This Sunday’s Gospel reading is John 15.1-8
I am the true vine, and my Father is the gardener. He cuts off every branch in me that bears no fruit, while every branch that does bear fruit he prunes so that it will be even more fruitful. You are already clean because of the word I have spoken to you. Remain in me, and I will remain in you. No branch can bear fruit by itself; it must remain in the vine. Neither can you bear fruit unless you remain in me.
It’s common today for people to say religion is a personal, ‘private’ thing. In one way that’s true – our relationship with God is intimate. Like the closest human relationships, it involves tenderness and vulnerability. But religion is also about community. Jesus tells us in this Gospel that we must abide in the ‘true vine’ – and as we are grafted closer to him, we are necessarily drawn into a closer fellowship with our fellow human beings.

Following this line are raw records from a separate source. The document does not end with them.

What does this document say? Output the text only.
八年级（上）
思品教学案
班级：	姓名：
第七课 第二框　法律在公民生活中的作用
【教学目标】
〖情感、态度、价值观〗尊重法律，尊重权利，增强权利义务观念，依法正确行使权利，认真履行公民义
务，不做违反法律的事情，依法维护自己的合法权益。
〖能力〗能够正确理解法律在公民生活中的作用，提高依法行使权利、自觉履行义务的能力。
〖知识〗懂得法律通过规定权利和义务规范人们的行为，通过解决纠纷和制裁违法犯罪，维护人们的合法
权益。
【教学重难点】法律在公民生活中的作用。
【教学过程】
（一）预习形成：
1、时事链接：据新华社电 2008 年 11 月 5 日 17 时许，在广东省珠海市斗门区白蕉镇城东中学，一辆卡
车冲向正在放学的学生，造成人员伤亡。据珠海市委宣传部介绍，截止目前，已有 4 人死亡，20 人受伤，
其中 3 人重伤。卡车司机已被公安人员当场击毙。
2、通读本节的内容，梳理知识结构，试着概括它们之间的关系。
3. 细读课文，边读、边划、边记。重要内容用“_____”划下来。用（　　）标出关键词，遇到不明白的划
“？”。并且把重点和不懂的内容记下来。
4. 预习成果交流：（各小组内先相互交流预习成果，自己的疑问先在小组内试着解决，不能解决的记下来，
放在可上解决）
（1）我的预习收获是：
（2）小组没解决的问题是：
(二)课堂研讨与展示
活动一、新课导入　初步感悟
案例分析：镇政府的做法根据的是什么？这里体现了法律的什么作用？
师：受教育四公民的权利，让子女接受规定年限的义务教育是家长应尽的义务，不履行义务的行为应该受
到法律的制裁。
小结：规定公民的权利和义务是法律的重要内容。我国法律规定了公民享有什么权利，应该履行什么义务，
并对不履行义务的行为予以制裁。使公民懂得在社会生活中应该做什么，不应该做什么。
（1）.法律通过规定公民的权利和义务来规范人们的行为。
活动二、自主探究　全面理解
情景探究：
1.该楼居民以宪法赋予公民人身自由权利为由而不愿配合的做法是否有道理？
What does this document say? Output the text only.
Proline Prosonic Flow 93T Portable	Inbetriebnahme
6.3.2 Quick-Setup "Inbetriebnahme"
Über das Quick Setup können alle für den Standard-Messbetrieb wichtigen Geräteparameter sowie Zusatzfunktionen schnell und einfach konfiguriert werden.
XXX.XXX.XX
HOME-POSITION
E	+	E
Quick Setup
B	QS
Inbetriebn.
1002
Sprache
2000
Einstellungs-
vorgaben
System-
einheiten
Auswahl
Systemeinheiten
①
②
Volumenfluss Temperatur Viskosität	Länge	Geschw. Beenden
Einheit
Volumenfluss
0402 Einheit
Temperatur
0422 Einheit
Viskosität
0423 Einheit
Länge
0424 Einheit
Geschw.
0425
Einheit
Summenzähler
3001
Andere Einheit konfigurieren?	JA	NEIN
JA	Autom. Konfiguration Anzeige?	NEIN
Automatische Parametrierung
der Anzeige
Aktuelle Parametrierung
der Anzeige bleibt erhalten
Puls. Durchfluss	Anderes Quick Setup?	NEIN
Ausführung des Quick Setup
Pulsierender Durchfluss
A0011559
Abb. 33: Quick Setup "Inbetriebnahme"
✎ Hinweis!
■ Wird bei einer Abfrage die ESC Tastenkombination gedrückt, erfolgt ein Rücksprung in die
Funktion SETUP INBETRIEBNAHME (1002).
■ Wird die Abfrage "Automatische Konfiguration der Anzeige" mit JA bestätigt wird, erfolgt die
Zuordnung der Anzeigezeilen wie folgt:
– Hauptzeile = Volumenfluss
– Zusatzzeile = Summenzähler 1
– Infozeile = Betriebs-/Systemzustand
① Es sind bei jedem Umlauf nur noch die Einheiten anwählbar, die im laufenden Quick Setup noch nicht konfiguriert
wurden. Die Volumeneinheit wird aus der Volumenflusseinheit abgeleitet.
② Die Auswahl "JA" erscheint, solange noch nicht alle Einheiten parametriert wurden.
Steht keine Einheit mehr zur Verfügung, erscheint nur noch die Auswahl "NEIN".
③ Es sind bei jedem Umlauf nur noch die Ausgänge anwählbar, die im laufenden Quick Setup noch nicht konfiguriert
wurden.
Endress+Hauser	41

We live in a world which is increasingly individualistic. In the weeks ahead, our Sunday Gospels repeatedly make clear that our relationship with the people we can see is vital to our relationship with the God we cannot see. We do not deepen our relationship with God by turning our backs on one another – it is in the depth of our love for one another that we touch the heart of the divine.
An increasing number of Christians feel called to live in community in urban contexts – a movement of ‘new urban monasticism’ which has much to learn from the faithful ministry of religious orders such as the Society of Saint Francis. Please pray for those called to the religious life in our inner-cities, and for those exploring a call to live in new intentional communities.
Pray for the Church Urban Fund and Contextual Theology Centre in their work with both expressions of Christian service and mission – and for Mike Buckley, conducting research for CTC on these issues in Tower Hamlets.